L’Académie de Magie était située en plein milieu de la ville, entourée par des quartiers résidentiels et des commerces. Elle apportait un sentiment de sécurité et de bien-être pour ses habitants. Alice avait encore un peu de temps devant elle avant la cérémonie où aurait lieu l’annonce officielle des nouveaux élèves. Elle avait laissé sa jument aux écuries et était entrée timidement dans le bâtiment principal où se trouvaient l’administration et certaines salles de cours. Elle s’avança jusqu’au bureau d’accueil où une jeune femme d’une vingtaine d’années arrosait plusieurs plantes.

— Très jolies roses, s’exclama Alice en posant son sac à dos à terre.
— Merci, je ne suis pas très douée pour garder les plantes en vie. C’est un vrai miracle avec ces deux-là ! Qu’est-ce que je peux faire pour toi ? demanda-t-elle le sourire aux lèvres.
— Je suis une nouvelle élève. Est-ce qu’il y a moyen d’avoir la clé du dortoir avant la cérémonie ?
— Tout à fait ! Je ne vais pas te faire attendre deux heures en restant assise ici. Tu risquerais de trouver le temps long.

Après une courte présentation, Alice reçut la clé de sa chambre, qu’elle trouva dans le bâtiment adjacent. Dans l’Académie, les dortoirs étaient séparés, dans l’Aile Est se trouvaient ceux des filles tandis que dans l’Aile Ouest ceux des garçons.
Le dortoir était finement décoré avec des meubles en bois blanc et des roses éparpillées un peu partout. Elle trouva à l’entrée, un tableau dominait sur le mur sur lequel se trouvaient les répartitions des chambres et les noms des élèves. Elle repéra rapidement le sien et essaya de s’orienter correctement. Elle trouva facilement sa chambre. À côté de la porte, accroché à hauteur des yeux, se trouvait une petite plaque dorée avec trois prénoms : « Alice, Tamara et Erin ».
Lorsqu’elle ouvrit la porte, son visage s’illumina. Le salon était vaste et éclairé par trois grandes fenêtres, où de fins rideaux blancs flottaient au gré du vent qui s’engouffrait. Trois canapés et une table basse trônaient au milieu et une plante verte prenait un bain de soleil à quelques mètres de là. Alice partageait sa chambre avec Tamara.

— Tu dois être Alice? demanda une voix derrière elle.

Alice se retourna et dévisagea la jeune fille qui se tenait devant elle.

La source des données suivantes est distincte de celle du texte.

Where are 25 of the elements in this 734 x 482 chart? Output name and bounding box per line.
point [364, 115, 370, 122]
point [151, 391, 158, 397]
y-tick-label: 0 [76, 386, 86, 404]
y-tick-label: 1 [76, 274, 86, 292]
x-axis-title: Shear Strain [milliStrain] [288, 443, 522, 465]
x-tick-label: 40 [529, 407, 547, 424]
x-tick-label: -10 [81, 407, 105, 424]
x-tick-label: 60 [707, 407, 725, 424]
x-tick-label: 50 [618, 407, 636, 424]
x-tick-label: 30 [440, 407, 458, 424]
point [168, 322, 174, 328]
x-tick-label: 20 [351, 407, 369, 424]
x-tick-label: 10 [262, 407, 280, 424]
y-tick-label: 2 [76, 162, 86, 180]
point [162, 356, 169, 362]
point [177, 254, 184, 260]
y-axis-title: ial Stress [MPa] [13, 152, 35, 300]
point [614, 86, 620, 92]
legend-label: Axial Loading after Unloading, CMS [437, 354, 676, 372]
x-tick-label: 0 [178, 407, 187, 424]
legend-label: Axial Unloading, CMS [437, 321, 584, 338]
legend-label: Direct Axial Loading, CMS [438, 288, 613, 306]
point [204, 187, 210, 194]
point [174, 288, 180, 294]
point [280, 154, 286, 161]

Elle devait mesurer sa taille environ: un mètre cinquante-cinq. De longs cheveux roux bouclés retombés dans son dos. Elle portait déjà l’uniforme de l’Académie qui mettait en valeur ses yeux noisette.

— C’est exact, tu es Tamara?
— C’est bien ça! D’après l’administration, on va partager pas mal de temps ensemble alors j’espère que l’on s’entendra bien! J’ai pris le lit de gauche, j’espère que ça ne te dérange pas.
— Pas le moins du monde!

Elles entrèrent dans leur chambre et Alice se dirigea vers sa partie de la chambre. Elle était simplement composée d’un lit, d’une table de chevet, d’une commode et d’un petit bureau. Comme le reste du bâtiment, le mobilier était en bois blanc.

***

La cérémonie se déroulait à l’extérieur, dans les jardins. De grandes tables avaient été dressées, un peu en retrait où de la nourriture et diverses boissons colorées avait été entreposées. Vers l’avant, une scène en bois avait été installée et une dizaine de rangées de chaises s’apprêtait à accueillir les futurs élèves.
Ils avaient été répartis dans plusieurs groupes qui attendaient d’être dirigés vers leurs sièges respectifs. Debout, derrière une jeune fille aux cheveux longs et bouclés, Alice attendait, à la fois ravie et angoissée. Un peu plus loin, un homme d’une corpulence assez forte vérifiait l’identité de chaque personne à l’aide de la convocation et que personne n’ait utilisé une incantation pour usurper le physique d’une autre.
Tamara se glissa jusqu’à elle et lui donna un coup dans l’épaule.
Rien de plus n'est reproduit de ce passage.